This is the first publicly available data from the project called the Extended Westerlund 1 and 2 Open Clusters Survey (EWOCS). EWOCS The project is led by astronomers at the Italian National Institute for Astrophysics in Palermo. As part of EWOCS, Chandra observed Westerlund 1 for a total of about 12 days.
Currently, only a few stars form in the Galaxy each year. But the Milky Way once formed tens to hundreds of stars per year, peaking about 10 billion years ago. Most of this occurred in massive star clusters called “superclusters,” like Westerlund 1. These clusters are young and have more than 10,000 times the mass of the Sun. Westerlund 1 is between 3 and 5 million years old.

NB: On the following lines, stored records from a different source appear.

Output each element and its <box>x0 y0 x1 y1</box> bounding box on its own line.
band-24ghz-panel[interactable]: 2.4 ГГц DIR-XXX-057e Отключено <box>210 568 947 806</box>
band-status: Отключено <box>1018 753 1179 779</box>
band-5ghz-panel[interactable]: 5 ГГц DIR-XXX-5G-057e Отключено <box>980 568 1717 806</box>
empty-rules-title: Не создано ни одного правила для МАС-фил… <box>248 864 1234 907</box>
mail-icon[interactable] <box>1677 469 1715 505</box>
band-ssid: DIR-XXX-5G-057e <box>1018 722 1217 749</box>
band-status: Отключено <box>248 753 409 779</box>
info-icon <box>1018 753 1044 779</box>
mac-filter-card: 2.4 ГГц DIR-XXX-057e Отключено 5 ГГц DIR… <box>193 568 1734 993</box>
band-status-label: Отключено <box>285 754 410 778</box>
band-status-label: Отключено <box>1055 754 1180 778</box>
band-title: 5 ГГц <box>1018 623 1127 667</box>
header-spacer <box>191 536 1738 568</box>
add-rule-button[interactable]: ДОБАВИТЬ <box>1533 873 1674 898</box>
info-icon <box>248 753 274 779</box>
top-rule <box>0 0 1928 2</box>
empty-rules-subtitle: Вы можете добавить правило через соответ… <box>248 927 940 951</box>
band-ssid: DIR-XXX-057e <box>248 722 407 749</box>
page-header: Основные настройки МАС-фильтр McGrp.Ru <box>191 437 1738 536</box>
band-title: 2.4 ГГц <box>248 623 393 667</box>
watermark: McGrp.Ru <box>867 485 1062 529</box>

The new images include deep space data from Chandra and earlier data from NASA’s Hubble Space Telescope. space Telescope. Chandra’s X-rays reveal the young stars and diffuse heated gas in the cluster. The young stars appear mostly in white and pink, while the heated gas appears in pink, green, and blue (increasing temperature). Hubble data highlights many of the stars as yellow and blue dots.
Very few superclusters exist in the Galaxy today. They give us valuable insight into the era when most of the stars in our Galaxy formed. Westerlund 1 is the largest remaining. Super Cluster It is a star in the Milky Way galaxy. It has a mass between 50,000 and 100,000 times that of the Sun and is the closest star to Earth, located about 13,000 light-years away.
These properties make Westerlund 1 an ideal target for studying the effects of supercluster environments on star and planet formation. Researchers will also be able to study the evolution of stars across a range of masses.
New Chandra data from Westerlund 1 significantly increases the number of known X-ray sources in the cluster. Previously, Chandra had detected 1,721 sources in Westerlund 1. The EWOCS data revealed about 6,000 X-ray sources, including many faint stars less massive than the Sun, giving astronomers a new population of stars to study.
One notable finding is that 1,075 stars are packed tightly within a four light-year radius of Westerlund 1’s core. To put this in perspective, four light years is the distance between our sun and our nearest neighbor.
Diffuse emission in the EWOCS data has detected for the first time a halo of hot gas around the centre of Westerlund 1, which astronomers believe is crucial for understanding the formation and evolution of the cluster and for more precisely estimating its mass.